Analysing past epidemics shows us that endings are drawn out and difficult to pin down. The political and economic consequences of emergency measures, as well as the medical realities of the disease, harms and treatments, need to be grappled with by societies. There is a lot of uncertainty surrounding the current state of Covid-19 because different groups have vastly different experiences of the medical, political and social aspects of the epidemic.

The end of an epidemic involves more than disease rates, according to research. The end includes the end of the crisis and regulations as well as the return to normal. These endings can be at odds with each other. It is more accurate to identify multiple endings to an epidemic if you take these different types of endpoints into account.

The history of recent epidemics shows this. When case rates don't result in a medical crisis, rates reach what is considered normal, expected, or locally acceptable levels. The WHO declared in August 2010 that the H1N1 epidemic was over. The end of H1N1 cases did not mean the end of cases, as the WHO stated. For a new disease, what is a normal, acceptable or manageable level? Differences of opinion over responses to Covid-19 disease rates demonstrate debates as to what is an acceptable level of infection, as well as who should decide this.

The end process is when authority negotiates and competes with one another, often debating fundamental social, economic and political priorities as much as medical data. War and political instability can change what local authorities and local communities deem normal, expected, or locally acceptable levels of disease, even in the face of persistent circulation of a disease. The war in Ukraine and soaring energy prices made Covid-19 reporting to the background.

The HIV/Aids epidemic has faded from the public's attention, but cases still exist. The disease has been transformed into a manageable condition thanks to medical treatment. Many in the global south don't have access to such treatment. The HIV/Aids epidemic in the global north has ended thanks to the success of medical interventions.

The medical end of the epidemic is shaped by political and social context. In places such as Africa, Covid-19 interacts with a variety of diseases. Understanding the end of epidemics as a drawn-out process explains long-term and global patterns of epidemics.

The story of John Snow removing the Broad Street pump handle to end London's 1854 cholera outbreak is a fable, not only because Snow never removed the handle, but because the disease was declining. The account of the end of the disease in London was gradual, requiring political negotiation over how to implement improved urban infrastructure and Sanitation along with slow social improvements. With HIV/Aids, regardless of modern epidemiological knowledge, the outbreak continues to this day.

Epidemics aren't just biological events that disappear with the disappearance of the disease.

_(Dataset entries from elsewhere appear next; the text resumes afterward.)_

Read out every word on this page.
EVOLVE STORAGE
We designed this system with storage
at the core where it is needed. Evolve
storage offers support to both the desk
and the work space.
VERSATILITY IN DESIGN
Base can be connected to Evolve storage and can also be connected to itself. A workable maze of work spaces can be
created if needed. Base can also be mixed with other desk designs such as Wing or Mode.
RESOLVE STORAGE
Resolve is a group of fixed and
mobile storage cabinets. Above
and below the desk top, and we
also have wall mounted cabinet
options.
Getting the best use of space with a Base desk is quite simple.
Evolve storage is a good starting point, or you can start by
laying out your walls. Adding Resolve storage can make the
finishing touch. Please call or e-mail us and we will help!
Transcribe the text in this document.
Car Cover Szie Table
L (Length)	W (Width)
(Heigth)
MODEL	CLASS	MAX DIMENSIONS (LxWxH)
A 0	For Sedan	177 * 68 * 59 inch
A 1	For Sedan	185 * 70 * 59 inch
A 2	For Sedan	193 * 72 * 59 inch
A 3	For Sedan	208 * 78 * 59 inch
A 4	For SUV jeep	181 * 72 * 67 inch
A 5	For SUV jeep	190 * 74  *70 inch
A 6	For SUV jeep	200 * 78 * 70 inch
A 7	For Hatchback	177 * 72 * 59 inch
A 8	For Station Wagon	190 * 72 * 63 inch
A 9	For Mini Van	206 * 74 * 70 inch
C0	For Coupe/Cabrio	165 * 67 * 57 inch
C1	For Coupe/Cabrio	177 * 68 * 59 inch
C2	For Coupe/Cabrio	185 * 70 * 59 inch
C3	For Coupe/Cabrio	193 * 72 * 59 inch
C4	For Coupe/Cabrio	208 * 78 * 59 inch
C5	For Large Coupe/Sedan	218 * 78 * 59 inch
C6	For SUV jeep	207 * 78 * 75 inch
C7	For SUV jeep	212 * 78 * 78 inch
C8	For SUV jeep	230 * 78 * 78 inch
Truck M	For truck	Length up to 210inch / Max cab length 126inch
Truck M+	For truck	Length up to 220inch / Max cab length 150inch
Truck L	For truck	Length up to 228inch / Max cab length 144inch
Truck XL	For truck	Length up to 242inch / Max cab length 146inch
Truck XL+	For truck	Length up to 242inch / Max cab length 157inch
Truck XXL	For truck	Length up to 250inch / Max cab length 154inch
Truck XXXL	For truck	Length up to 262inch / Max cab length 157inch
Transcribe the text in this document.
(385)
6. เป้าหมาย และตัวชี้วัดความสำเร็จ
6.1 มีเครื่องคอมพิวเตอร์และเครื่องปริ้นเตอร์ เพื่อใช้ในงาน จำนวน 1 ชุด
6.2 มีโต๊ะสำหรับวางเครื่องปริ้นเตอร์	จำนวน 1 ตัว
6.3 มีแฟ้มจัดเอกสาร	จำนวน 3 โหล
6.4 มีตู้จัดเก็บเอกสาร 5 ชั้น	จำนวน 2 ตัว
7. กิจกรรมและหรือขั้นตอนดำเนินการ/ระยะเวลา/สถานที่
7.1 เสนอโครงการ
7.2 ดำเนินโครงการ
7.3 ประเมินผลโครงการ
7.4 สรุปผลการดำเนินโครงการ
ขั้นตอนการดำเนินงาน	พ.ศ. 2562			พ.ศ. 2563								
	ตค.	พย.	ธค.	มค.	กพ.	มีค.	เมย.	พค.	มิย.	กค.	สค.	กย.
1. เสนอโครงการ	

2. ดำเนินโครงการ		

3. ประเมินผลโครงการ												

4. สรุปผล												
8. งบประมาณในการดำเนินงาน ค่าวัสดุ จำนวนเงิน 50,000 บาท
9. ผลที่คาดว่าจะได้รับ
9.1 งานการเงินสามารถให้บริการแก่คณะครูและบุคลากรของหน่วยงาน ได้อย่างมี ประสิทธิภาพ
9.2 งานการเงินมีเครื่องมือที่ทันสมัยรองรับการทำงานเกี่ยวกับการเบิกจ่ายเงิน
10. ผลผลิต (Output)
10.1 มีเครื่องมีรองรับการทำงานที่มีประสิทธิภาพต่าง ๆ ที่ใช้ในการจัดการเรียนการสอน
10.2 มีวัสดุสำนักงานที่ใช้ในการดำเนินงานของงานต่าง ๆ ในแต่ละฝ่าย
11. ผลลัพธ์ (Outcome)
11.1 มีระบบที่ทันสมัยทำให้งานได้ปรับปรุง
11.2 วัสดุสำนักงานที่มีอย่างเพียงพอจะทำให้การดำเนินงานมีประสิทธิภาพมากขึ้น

The moral crises are testing the limits of social trust. The crafting of narratives featuring heroes and villains is one of the things we are seeing in Covid-19. As medical experts debate what are acceptable infection rates, politicians debate the implications of lifting restrictions, and we debate with our relatives, friends and neighbours, we seem to be in the midst of such a process.

  • The professor of the global history of medicine at the University of Oxford is leading a project on how epidemics end.